His shaky play in the first few matches conjured up images of rookie keeper Chris Seitz in his disastrous 2010 campaign, but MacMath puts forth a much more polished, talented persona than Seitz could have ever dreamed of. But the rangy MacMath has righted the ship, displaying his unique, athletic talents on many occasions recently.

When a team has played with such a passionless posture over 360 minutes like the Union has, you can't dismiss the fact that the coach has lost the locker room.

Especially in the home games against Colorado and Vancouver, one would think that the partisan crowd would have been in a position to will the team forward to the point of getting a positive result.

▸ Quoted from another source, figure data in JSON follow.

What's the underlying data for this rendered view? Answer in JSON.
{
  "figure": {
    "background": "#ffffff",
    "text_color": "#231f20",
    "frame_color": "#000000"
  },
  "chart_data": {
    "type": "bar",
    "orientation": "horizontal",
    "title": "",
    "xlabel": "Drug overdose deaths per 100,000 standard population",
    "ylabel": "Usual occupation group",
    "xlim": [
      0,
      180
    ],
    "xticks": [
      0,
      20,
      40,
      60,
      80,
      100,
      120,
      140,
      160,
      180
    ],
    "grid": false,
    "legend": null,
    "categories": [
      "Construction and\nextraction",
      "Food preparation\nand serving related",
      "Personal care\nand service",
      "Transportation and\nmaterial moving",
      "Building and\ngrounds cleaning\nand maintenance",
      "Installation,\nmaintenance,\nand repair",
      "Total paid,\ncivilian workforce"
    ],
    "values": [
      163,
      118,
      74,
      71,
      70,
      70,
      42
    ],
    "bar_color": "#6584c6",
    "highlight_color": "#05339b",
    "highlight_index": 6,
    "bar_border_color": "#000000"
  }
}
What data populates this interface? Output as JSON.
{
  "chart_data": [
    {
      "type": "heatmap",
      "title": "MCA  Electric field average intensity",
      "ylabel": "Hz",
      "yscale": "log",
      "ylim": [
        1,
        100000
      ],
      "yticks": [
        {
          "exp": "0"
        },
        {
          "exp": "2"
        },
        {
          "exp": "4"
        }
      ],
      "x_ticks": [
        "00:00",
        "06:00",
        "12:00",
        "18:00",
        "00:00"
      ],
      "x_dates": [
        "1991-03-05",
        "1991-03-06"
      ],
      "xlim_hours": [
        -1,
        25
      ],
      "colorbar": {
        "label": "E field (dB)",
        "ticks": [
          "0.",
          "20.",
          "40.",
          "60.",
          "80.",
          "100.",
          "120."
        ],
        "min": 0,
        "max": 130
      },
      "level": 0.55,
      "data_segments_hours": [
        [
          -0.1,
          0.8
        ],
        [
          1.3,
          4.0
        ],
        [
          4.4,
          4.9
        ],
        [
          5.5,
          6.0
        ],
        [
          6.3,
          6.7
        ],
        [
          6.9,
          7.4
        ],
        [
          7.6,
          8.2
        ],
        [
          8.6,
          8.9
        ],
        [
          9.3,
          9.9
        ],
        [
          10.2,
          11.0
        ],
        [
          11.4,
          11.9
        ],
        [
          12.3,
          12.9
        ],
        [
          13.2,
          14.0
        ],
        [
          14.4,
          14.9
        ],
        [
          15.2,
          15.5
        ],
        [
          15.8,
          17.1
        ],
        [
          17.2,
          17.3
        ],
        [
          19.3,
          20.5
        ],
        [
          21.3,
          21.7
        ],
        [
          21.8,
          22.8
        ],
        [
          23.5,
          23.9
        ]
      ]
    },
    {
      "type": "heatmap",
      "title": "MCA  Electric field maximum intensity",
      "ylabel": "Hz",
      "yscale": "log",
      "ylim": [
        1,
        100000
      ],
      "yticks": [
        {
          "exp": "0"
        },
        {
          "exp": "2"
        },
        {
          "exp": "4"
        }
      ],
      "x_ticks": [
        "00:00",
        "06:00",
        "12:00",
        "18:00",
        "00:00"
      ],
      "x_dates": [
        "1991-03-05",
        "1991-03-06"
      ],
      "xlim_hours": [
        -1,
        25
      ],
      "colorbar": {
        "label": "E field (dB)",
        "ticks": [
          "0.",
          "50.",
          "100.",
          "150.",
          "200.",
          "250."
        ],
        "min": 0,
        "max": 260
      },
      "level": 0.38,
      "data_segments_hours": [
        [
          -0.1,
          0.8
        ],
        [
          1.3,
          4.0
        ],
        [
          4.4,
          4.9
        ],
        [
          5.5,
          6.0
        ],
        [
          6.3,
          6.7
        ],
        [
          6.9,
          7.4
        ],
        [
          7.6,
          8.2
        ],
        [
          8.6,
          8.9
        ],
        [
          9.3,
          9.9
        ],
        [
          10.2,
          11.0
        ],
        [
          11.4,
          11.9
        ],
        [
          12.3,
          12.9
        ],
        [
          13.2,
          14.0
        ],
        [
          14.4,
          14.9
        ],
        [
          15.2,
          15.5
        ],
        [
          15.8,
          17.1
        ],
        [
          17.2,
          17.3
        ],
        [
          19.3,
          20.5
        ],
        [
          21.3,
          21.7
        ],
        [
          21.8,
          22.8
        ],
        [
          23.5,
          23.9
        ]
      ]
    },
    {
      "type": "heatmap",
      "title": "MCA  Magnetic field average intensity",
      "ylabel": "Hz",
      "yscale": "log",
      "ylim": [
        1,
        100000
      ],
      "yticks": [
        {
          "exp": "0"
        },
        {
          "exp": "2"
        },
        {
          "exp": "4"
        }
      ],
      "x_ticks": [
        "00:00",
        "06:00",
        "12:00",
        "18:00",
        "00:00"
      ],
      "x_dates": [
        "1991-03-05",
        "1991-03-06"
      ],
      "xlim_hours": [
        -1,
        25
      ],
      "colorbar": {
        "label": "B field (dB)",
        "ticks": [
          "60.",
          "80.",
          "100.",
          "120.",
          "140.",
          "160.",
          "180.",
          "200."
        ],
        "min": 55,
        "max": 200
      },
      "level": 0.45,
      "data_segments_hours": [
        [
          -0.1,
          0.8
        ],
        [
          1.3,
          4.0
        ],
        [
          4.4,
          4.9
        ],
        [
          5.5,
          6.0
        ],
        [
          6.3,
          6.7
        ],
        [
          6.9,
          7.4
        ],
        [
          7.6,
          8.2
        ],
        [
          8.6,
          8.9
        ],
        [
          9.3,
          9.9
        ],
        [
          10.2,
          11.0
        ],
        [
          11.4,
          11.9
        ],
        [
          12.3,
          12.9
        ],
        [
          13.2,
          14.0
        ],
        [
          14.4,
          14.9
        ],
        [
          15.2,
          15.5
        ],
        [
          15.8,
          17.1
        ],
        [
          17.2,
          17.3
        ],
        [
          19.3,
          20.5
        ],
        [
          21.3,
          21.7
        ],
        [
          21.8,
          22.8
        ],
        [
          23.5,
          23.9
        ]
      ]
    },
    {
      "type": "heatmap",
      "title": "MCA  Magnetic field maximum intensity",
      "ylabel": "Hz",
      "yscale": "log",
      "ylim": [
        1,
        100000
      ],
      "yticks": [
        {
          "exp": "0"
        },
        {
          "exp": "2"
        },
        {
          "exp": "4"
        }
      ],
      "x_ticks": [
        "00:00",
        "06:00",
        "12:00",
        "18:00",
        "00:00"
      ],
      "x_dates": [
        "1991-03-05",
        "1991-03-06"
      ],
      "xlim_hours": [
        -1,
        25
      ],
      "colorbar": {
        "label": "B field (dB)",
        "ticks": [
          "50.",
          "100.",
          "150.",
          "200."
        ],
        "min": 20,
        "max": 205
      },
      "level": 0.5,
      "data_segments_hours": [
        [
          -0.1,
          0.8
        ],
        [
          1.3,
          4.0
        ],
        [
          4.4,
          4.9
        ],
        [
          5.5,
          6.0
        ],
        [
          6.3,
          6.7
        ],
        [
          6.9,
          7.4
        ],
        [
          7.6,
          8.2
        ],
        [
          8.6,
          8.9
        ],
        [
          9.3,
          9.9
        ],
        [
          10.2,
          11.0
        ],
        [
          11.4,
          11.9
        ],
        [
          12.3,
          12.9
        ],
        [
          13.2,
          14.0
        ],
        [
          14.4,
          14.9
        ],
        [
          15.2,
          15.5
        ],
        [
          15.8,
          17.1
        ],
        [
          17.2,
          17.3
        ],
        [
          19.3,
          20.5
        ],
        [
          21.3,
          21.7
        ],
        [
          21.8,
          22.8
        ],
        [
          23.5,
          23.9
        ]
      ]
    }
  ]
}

However, the Union players didn't seem able (or willing ... in a reverse of the wordplay) to feed off the negligible noise and thrust the team forward. In a season that's quickly losing its promise as far as the playoffs are concerned, this could become the norm at PPL Park.

And if that's the case ... if Nowak's intransigence and "my-way-is-the-highway" approach leads to a season outside the MLS playoffs ... then the ownership group had better be ready for crowds closer to 12,000 than 18,000 as the team enters Year 4.

As a seasoned (read 30-plus years) Philly sports fan who happened upon English soccer in 1999 when I attended a West Ham v. Watford English Premier League game in east London in the fall of 1999, that's not an outcome anyone will have planned for.

And if losing becomes the norm for the Union, good luck getting a bunch of people out to Chester, Pa., on a cold spring night.